|4/16/2021 11:48:00 AM|
North Branch Water and Light puts years
old trailer park issue on upcoming agenda
North Branch Water & Light Commission welcomed a familiar face to its meeting last week, in the person of Tom Borchardt. The former owner of Oakwood Trailer Park in North Branch, Borchardt is seeking compensation for a six-year-old utility project he says he was “forced” to undertake; by a utility commission that he says was acting in violation of its own policy. Commissioners agreed to review the issues and take action at next week’s Water & Light meeting April 21.
According to Borchardt, Water & Light was responsible for resolving issues with metering the units in the trailer park—and should have accepted that responsibility when a meter was uncovered at the property. His involvement and responsibility in rectifying the metering issue was coerced, he says he was threatened water would be shut-off and a host of other negative outcomes awaited if he didn’t provide and fund the metering.
There was an existing underground metering device not acknowledged by the utility, found after exploratory sitework was being done to uncover the Oakwood Trailer Park watermain.
The utility had done an experiment and shut-off service at the main— but trailers continued to have water coming out of taps inside. The conclusion was there must be unidentified access points to the main. The utility GM when this happened several years ago advised against metering at the trailers themselves, because then the utility would have to accept the system inside the park, which the GM considered as sub-standard.
Borchardt argued for meters in each trailer. This was not a mutually exclusive thing, however, as he could have proceeded on installing metering at the main as desired by the utility and at each trailer.
After many meetings, he and the utility agreed to proceed on Oakwood Trailer Park meters at a 60-40 share (Borchardt paying 60 percent.)
For decades the fact there was no obvious metering being done at the park was no big deal. The “unwritten agreement’ was for water billing at trailer parks in North Branch to be estimated.

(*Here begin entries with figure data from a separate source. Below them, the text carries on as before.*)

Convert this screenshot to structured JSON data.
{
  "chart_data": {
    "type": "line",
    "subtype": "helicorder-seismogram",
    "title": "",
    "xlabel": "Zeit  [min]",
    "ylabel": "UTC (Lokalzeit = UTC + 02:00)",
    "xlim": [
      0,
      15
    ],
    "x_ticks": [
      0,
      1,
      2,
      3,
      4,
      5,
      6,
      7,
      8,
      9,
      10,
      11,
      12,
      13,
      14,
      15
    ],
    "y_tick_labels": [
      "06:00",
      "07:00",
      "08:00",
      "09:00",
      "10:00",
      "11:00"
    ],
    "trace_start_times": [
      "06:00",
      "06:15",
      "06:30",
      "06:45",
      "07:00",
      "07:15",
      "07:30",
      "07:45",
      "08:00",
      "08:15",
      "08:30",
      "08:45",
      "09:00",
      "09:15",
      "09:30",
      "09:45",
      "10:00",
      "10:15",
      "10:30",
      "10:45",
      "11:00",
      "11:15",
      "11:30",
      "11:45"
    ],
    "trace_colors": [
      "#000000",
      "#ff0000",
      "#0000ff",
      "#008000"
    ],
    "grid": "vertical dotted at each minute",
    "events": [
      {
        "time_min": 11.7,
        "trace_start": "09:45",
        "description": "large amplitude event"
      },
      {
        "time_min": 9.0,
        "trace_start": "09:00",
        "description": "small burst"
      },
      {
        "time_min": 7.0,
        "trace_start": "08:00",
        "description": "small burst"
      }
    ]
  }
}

The “per unit’ base rate of $33 per unit being applied elsewhere in the city, was assessed at $33 for the whole 32-unit trailer park, however.
The difference, Borchardt stated, from the estimated billing system to when the metering was activated was 78,000 gallons to an average actual consumption of 98,000 gallons.
Utility Chair Terry Smith observed, “It (cash flow) worked both ways then.”
Borchardt said he fought to keep assessments tied to this water metering project off his property tax, to no avail.
Last week he got on the utility commission’s agenda to make a presentation requesting the utility commission to reimburse him about $40,000, including attorney costs which he says he never should have spent to fight the assessment/property tax.
The Water & Light Commission, before the commission expanded to five members, literally ignored the compensation claim. As Borchardt stated last week, “They wouldn’t deal with it.”
Commission Chair Smith acknowledged last week he’d spoken with Borchardt in the fall of 2020, but he wanted to get the new utility General Manager situated and the new five member commission firmly established, he explained.
In 2015 there was a lengthy and oftentimes personal conflict between Borchardt, officials with the utility and city political figures involved in the utility. In 2016 Borchardt and his wife, Joyce, who also served on city council, led an effort to put a utility dissolution question on a ballot.
The utility emerged supported as a continued stand-alone agency.
Borchardt has also requested a wastewater refund from the city of North Branch, unsuccessfully. Another “unwritten agreement” called for sewer billing by the city based on 49,000 gallons. But, it was erroneously applied to all the units in the trailer community. Borchardt argued this was unfair in 2015— as he requested 15 years’ of refunds. Oakwood Trailer Park in particular was overcharged by 567,000 gallons, he stipulated then. The issue, he said, was that many units were vacant on and off during years of this practice, and should have been eliminated from billing by the city, which they were not.